NORTH BAY – This week will see the kickoff for enrollment in "100-in-100," an innovative program to put high school students up close with local manufacturers.
The brainchild of 101MFG, a private alliance of Northern California manufacturers, 100 Sonoma County companies will host job-shadows, five-day internships and Summer 2012 internships for 100 days, starting February, 2012.
“Once our students and manufacturers have the opportunity to learn more about each other, we intend to let nature – and the industry's need for the next generation of highly skilled workers and engineers – take hold,” said 101MFG President, Dick Herman.
Sonoma County high school juniors and seniors are the initial targets, although the program’s creators hope to expand it to all North Bay counties in the coming year.

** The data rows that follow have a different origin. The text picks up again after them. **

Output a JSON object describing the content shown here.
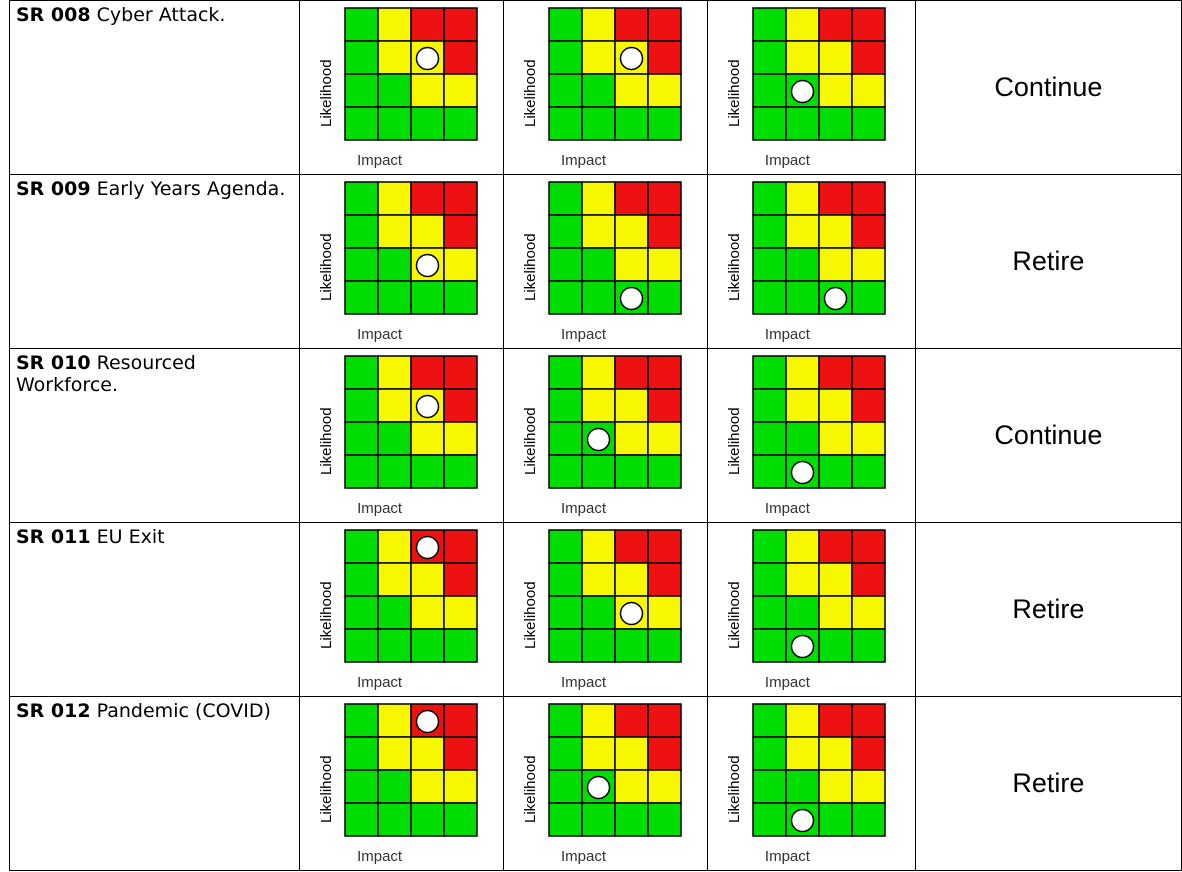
{
  "axis_labels": {
    "likelihood": "Likelihood",
    "impact": "Impact"
  },
  "colors": {
    "green": "#00dd00",
    "yellow": "#f7f700",
    "red": "#ee1111",
    "marker": "#ffffff"
  },
  "grid_pattern": [
    [
      "green",
      "yellow",
      "red",
      "red"
    ],
    [
      "green",
      "yellow",
      "yellow",
      "red"
    ],
    [
      "green",
      "green",
      "yellow",
      "yellow"
    ],
    [
      "green",
      "green",
      "green",
      "green"
    ]
  ],
  "risks": [
    {
      "code": "SR 008",
      "title": "Cyber Attack.",
      "outcome": "Continue",
      "matrices": [
        {
          "row": 1,
          "col": 2
        },
        {
          "row": 1,
          "col": 2
        },
        {
          "row": 2,
          "col": 1
        }
      ]
    },
    {
      "code": "SR 009",
      "title": "Early Years Agenda.",
      "outcome": "Retire",
      "matrices": [
        {
          "row": 2,
          "col": 2
        },
        {
          "row": 3,
          "col": 2
        },
        {
          "row": 3,
          "col": 2
        }
      ]
    },
    {
      "code": "SR 010",
      "title": "Resourced Workforce.",
      "outcome": "Continue",
      "matrices": [
        {
          "row": 1,
          "col": 2
        },
        {
          "row": 2,
          "col": 1
        },
        {
          "row": 3,
          "col": 1
        }
      ]
    },
    {
      "code": "SR 011",
      "title": "EU Exit",
      "outcome": "Retire",
      "matrices": [
        {
          "row": 0,
          "col": 2
        },
        {
          "row": 2,
          "col": 2
        },
        {
          "row": 3,
          "col": 1
        }
      ]
    },
    {
      "code": "SR 012",
      "title": "Pandemic (COVID)",
      "outcome": "Retire",
      "matrices": [
        {
          "row": 0,
          "col": 2
        },
        {
          "row": 2,
          "col": 1
        },
        {
          "row": 3,
          "col": 1
        }
      ]
    }
  ]
}
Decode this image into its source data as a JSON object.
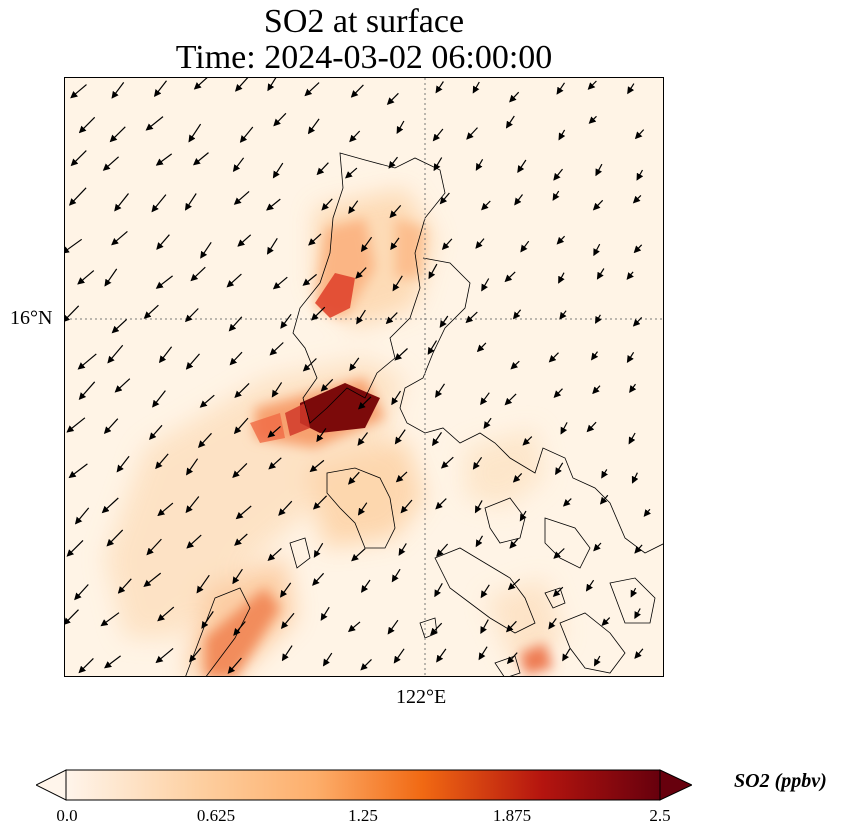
{
  "title": {
    "line1": "SO2 at surface",
    "line2": "Time: 2024-03-02 06:00:00"
  },
  "map": {
    "lat_label": "16°N",
    "lon_label": "122°E",
    "background_color": "#fff4e6",
    "coastline_color": "#000000",
    "wind_arrow_color": "#000000",
    "gridline_style": "dotted"
  },
  "colorbar": {
    "label": "SO2 (ppbv)",
    "ticks": [
      "0.0",
      "0.625",
      "1.25",
      "1.875",
      "2.5"
    ],
    "range": [
      0.0,
      2.5
    ],
    "colors": [
      "#fff5eb",
      "#fdd0a2",
      "#fdae6b",
      "#f16913",
      "#d94801",
      "#a50f15",
      "#67000d"
    ],
    "extend": "both"
  }
}
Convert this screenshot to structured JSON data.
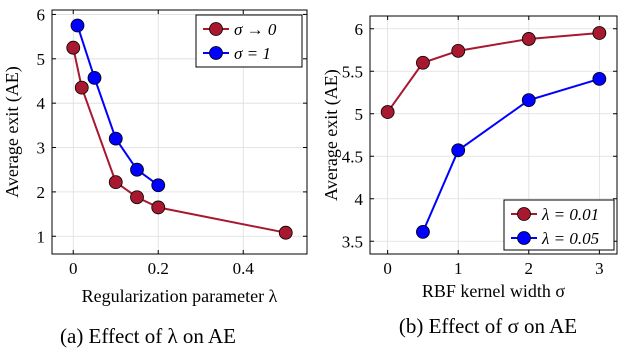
{
  "colors": {
    "series_red": "#A8182F",
    "series_blue": "#0000FF",
    "grid": "#dddddd",
    "axis": "#000000"
  },
  "chart_data": [
    {
      "type": "line",
      "caption": "(a) Effect of λ on AE",
      "xlabel": "Regularization parameter λ",
      "ylabel": "Average exit (AE)",
      "xlim": [
        -0.05,
        0.55
      ],
      "ylim": [
        0.6,
        6.1
      ],
      "xticks": [
        0,
        0.2,
        0.4
      ],
      "xtick_labels": [
        "0",
        "0.2",
        "0.4"
      ],
      "yticks": [
        1,
        2,
        3,
        4,
        5,
        6
      ],
      "ytick_labels": [
        "1",
        "2",
        "3",
        "4",
        "5",
        "6"
      ],
      "grid": true,
      "legend_position": "top-right",
      "series": [
        {
          "name": "σ → 0",
          "color": "#A8182F",
          "x": [
            0,
            0.02,
            0.1,
            0.15,
            0.2,
            0.5
          ],
          "y": [
            5.25,
            4.35,
            2.22,
            1.88,
            1.65,
            1.08
          ]
        },
        {
          "name": "σ = 1",
          "color": "#0000FF",
          "x": [
            0.01,
            0.05,
            0.1,
            0.15,
            0.2
          ],
          "y": [
            5.75,
            4.57,
            3.2,
            2.5,
            2.15
          ]
        }
      ]
    },
    {
      "type": "line",
      "caption": "(b) Effect of σ on AE",
      "xlabel": "RBF kernel width σ",
      "ylabel": "Average exit (AE)",
      "xlim": [
        -0.25,
        3.25
      ],
      "ylim": [
        3.35,
        6.15
      ],
      "xticks": [
        0,
        1,
        2,
        3
      ],
      "xtick_labels": [
        "0",
        "1",
        "2",
        "3"
      ],
      "yticks": [
        3.5,
        4,
        4.5,
        5,
        5.5,
        6
      ],
      "ytick_labels": [
        "3.5",
        "4",
        "4.5",
        "5",
        "5.5",
        "6"
      ],
      "grid": true,
      "legend_position": "bottom-right",
      "series": [
        {
          "name": "λ = 0.01",
          "color": "#A8182F",
          "x": [
            0,
            0.5,
            1,
            2,
            3
          ],
          "y": [
            5.02,
            5.6,
            5.74,
            5.88,
            5.95
          ]
        },
        {
          "name": "λ = 0.05",
          "color": "#0000FF",
          "x": [
            0.5,
            1,
            2,
            3
          ],
          "y": [
            3.61,
            4.57,
            5.16,
            5.41
          ]
        }
      ]
    }
  ]
}
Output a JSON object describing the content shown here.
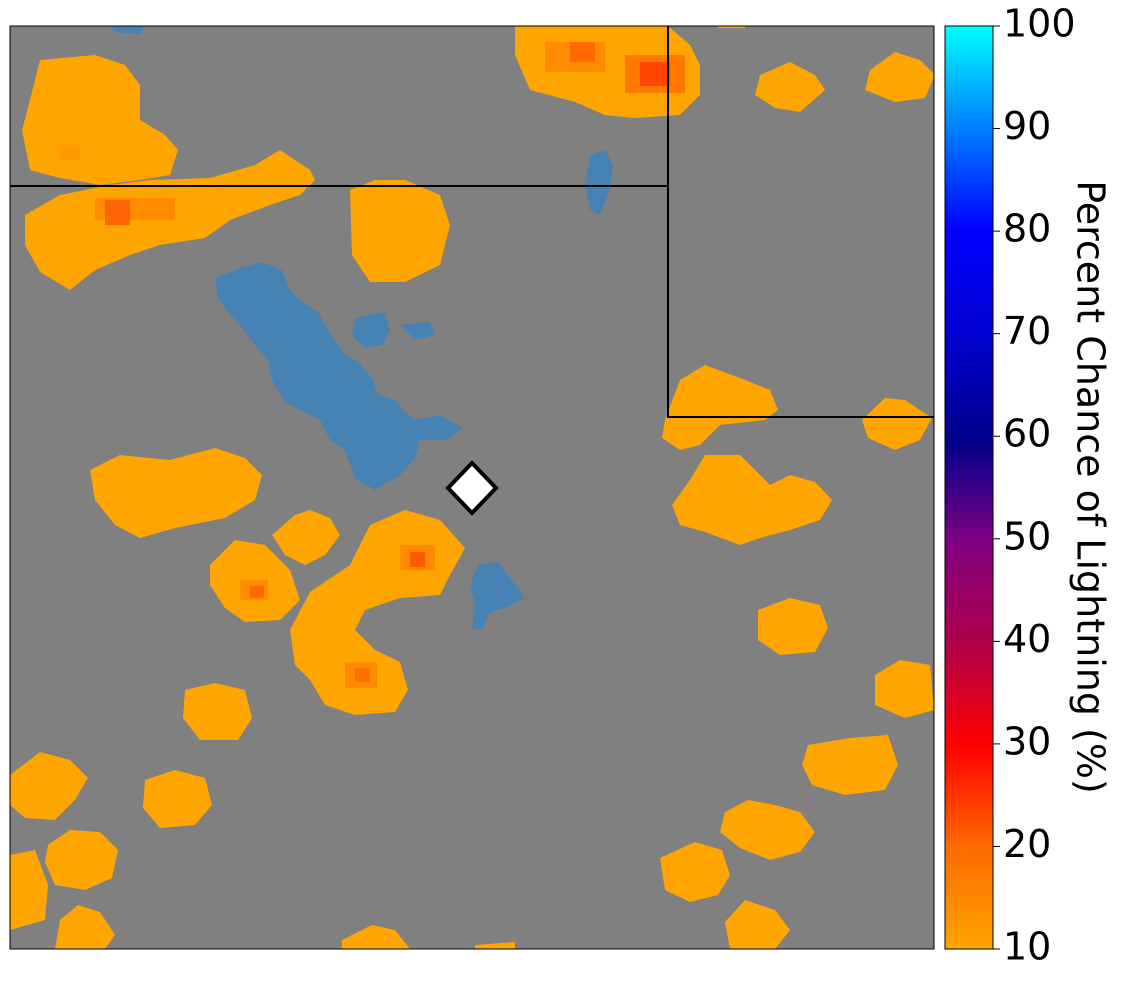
{
  "colorbar": {
    "title": "Percent Chance of Lightning (%)",
    "ticks": [
      "100",
      "90",
      "80",
      "70",
      "60",
      "50",
      "40",
      "30",
      "20",
      "10"
    ],
    "min": 10,
    "max": 100,
    "colors": [
      "#ffa500",
      "#ff8000",
      "#ff4000",
      "#ff0000",
      "#c00040",
      "#8b0080",
      "#4b0090",
      "#00008b",
      "#0000c8",
      "#0000ff",
      "#0080ff",
      "#00ffff"
    ]
  },
  "map": {
    "background_color": "#808080",
    "water_color": "#4682b4",
    "low_probability_color": "#ffa500",
    "marker": "white diamond location marker"
  }
}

"Even before the enrollment website for manufacturers and high schools goes live this week, we already have more than 20 manufacturers who've asked to be put on the list," said Mr. Herman.
"These are terrific area employers who are making history with this program.”
Among the companies expressing interest are Agilent Technologies, Labcon North America, X2nSat, SRC Cables, Icore International, Raydiance, and Triformix. Mr. Herman expects that by January, 100 companies will be enrolled.
High schools interested in participating include Petaluma High School, Santa Rosa High School, St. Vincent High School, Rancho Cotate High School, Technology High School, Windsor, Piner, Cloverdale and Healdsburg High Schools, according to Stephen Jackson, director, career development ROP, Sonoma County Office of Education.
"I can tell you the interest on the part of students and employers is very high," said Dan Sunia, president of California Tooling and Machining Apprenticeship Association, another one-of-a-kind program to provide the next generation of manufacturing workers.
"We previewed the program and a video of involved Petaluma High students at several recent statewide events and the California Department of Education is looking at this program as a model for the future," he said.